しかし、村議会は前示のとおり、昭和二五年八月八日村長瀬川壱三が本件支出(命令)をした後、支出の原因である売買契約の締結及び代金支払のため歳入・出予算を議決(うち金一、〇〇〇、〇〇〇円については同年一二月二九日議決)したから、村議会は本件支出の原因である売買契約及びこれに伴う支出を追認したものというべく、したがつて村長瀬川壱三の支出のきずは治癒されたものと解することが相当である。

控訴人は、村長瀬川壱三が被控訴人政蔵に支払つた金一七三、三一〇円は本件山林代金として支払われたが、本件山林は当時国の所有であり同被控訴人に代金を支払うべき理由なく、また、同村長は被控訴人忠雄・政蔵両名に対し、何ら支払名目なく金九七五、四三五円を支出したと主張し、成立に争のない甲第六・七号証、「の代金」の記載を除き成立に争のない乙第一号証の五、但書の記載を除き成立に争のない同号証の六、原審証人瀬川壱三の証言(第一回)によると、旧宮野目村係員が被控訴人政蔵に本件山林代金として金一七三、三一〇円の支払請求書を提出させて右代金を支払い、また被控訴人忠雄・政蔵両名に支払名目の記載のない金九七五、四三五円の支払請求書を提出させてその支払をしたことは明らかであるが前段に挙げた証拠によると、村長瀬川壱三らは本件山林につき不用地処分、または用途変更の手続をする際、被控訴人忠雄・政蔵両名が異議なく協力を惜しまないならば、本件山林を容易に旧宮野目村の所有に移すことができる点に着目して、これらの事実上の利益を土地そのものと取扱い、包括して代金二、二〇〇、〇〇〇円と定め当事者間に争のない契約を締結したこと、右の証書による代金の区分は、契約または評価額により記載したのではなく、課税の対象となることを考慮し、便宜の措置として単に支払証書上前示のように表示したことがうかがわれるのであり、このような売買契約の締結及び支払証書の作成が正当であるといえないことはもとより、会計事務処理上も問題を残すところではあるが、旧宮野目村議会が前示のように議決した以上は、本件支出が違法であるとはいえないのであり、その他本件支出が違法があることを認め得る証拠はない。
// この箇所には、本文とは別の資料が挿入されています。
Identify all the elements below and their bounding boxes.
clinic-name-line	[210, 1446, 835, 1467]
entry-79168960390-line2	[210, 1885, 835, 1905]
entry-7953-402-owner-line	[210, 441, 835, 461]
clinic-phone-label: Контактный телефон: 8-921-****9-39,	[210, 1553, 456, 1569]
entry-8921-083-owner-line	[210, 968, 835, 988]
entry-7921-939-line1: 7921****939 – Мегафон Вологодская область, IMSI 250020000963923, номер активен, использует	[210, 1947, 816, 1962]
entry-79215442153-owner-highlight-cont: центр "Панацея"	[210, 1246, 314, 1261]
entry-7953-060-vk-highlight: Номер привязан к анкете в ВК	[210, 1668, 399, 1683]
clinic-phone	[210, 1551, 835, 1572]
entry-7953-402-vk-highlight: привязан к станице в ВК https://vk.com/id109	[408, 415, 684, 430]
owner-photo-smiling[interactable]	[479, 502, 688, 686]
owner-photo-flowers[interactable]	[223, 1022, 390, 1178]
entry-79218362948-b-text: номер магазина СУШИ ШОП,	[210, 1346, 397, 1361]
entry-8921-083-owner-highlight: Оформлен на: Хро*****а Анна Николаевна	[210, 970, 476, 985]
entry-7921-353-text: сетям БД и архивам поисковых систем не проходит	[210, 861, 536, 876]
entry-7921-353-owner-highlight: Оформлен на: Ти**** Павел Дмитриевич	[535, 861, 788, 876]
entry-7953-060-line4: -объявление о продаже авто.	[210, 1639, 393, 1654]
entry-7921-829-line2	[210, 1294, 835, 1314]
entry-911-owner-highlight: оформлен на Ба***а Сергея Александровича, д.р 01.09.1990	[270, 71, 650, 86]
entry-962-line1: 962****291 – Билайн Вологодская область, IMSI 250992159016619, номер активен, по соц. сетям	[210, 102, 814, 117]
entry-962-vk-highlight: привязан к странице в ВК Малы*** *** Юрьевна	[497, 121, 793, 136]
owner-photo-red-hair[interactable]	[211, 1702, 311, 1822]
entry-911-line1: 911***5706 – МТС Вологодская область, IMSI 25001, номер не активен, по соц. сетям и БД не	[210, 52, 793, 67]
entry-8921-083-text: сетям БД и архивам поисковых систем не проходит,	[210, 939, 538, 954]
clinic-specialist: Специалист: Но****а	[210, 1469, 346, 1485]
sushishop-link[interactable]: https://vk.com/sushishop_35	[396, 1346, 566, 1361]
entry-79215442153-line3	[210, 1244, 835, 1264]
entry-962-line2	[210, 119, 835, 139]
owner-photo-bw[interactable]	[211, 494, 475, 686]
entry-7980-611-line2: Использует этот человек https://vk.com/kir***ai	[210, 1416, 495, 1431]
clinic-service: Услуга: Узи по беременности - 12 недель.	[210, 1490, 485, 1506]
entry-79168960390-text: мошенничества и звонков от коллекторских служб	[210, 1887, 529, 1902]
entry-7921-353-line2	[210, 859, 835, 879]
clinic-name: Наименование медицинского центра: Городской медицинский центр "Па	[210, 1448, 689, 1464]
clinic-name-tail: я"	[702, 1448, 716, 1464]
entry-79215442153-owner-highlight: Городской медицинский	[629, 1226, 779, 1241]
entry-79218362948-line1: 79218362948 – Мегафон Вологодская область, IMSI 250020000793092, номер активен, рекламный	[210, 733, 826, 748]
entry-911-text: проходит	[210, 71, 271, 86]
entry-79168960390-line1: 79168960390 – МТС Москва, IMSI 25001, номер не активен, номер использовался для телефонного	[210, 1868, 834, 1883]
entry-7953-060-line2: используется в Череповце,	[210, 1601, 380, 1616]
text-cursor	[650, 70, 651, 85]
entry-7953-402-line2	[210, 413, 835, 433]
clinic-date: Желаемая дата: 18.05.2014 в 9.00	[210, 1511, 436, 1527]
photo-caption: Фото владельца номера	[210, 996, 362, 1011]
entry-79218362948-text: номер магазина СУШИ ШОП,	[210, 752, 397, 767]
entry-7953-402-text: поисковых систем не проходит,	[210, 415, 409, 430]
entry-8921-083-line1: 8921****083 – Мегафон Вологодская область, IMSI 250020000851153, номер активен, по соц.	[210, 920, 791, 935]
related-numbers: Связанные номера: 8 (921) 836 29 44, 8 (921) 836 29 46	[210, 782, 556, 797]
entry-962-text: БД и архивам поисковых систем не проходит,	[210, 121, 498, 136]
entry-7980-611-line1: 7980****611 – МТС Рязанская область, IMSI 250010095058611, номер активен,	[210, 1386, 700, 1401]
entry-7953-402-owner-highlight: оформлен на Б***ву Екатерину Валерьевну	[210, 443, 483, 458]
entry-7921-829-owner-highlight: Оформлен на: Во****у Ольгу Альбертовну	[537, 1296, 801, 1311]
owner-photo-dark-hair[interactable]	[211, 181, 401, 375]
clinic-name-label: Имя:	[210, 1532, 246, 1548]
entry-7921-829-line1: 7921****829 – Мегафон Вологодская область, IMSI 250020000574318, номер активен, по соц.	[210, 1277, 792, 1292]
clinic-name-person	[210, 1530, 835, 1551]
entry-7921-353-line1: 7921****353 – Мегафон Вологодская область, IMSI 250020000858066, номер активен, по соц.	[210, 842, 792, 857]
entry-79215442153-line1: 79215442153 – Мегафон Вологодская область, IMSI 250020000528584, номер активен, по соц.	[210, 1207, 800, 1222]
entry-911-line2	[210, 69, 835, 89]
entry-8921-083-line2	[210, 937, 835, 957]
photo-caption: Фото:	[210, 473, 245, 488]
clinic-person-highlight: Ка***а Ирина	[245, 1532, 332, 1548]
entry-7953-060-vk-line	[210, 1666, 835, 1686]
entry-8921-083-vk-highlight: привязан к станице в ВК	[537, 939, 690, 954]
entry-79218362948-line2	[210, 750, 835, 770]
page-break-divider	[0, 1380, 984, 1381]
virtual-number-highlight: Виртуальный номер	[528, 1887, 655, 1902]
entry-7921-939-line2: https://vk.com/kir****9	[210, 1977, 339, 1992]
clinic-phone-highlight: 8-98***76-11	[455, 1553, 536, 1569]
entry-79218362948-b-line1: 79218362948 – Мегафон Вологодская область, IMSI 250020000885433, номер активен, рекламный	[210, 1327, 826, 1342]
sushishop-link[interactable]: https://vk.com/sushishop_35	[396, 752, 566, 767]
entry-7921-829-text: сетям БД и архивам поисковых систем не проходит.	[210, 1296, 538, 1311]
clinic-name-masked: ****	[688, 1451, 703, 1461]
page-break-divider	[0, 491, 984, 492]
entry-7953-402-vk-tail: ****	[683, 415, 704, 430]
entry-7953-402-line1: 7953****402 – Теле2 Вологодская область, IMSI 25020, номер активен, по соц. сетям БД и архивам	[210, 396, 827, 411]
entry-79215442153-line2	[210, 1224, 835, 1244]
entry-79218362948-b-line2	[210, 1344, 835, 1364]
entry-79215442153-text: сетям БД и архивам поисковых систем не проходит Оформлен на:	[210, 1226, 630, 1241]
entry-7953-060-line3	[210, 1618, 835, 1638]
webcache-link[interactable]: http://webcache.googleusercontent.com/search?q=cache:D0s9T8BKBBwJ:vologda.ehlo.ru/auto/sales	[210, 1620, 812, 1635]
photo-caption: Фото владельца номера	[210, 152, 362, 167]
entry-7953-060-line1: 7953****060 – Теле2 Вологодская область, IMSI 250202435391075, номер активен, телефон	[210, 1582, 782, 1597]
(三)  控訴人は、地方自治法第二四三条の二の規定により、普通地方公共団体の役職員の不当の支出、または浪費についても無効の宣言並びにその補てんを請求することができる旨主張し、さきに認定した事実によると、旧宮野目村長が不当または浪費にわたる支出をしたと認められないわけではないが、同条第四項は、普通地方公共団体の役職員の違法または権限を超える当該行為の制限もしくは禁止、または取消もしくは無効もしくはこれに伴う当該普通地方公共団体の損害の補てんに関する裁判を求めることができる旨を規定したにとどまり、不当行為を対象にその無効の宣言ないし損害補てんの請求をすることを規定していないから、このような請求は許されないものといわなければならない(なお、控訴人は被控訴人忠雄・政蔵らに支払金員の返還を求めることを損害の補てんと解しているかのようにみ受けられるが、損害の補てんは普通地方公共団体の役職員の違法行為により普通地方公共団体に損害が生じた場合に、当該役職員を相手方として求むべきであることは右の規定により明らかである。)。

(四)  してみると、旧宮野目村長の支出(命令)が、違法または権限を超えたものであることを前提にこれが無効の宣言・支出金の返還並びにその収納手続を求める控訴人の本訴請求は、その余の点につき判断するまでもなく失当というべく、控訴人の請求を棄却した原判決は相当であつて本件控訴は理由がないから、民訴法第三八四条・九五条・八九条を適用して主文のとおり判決する。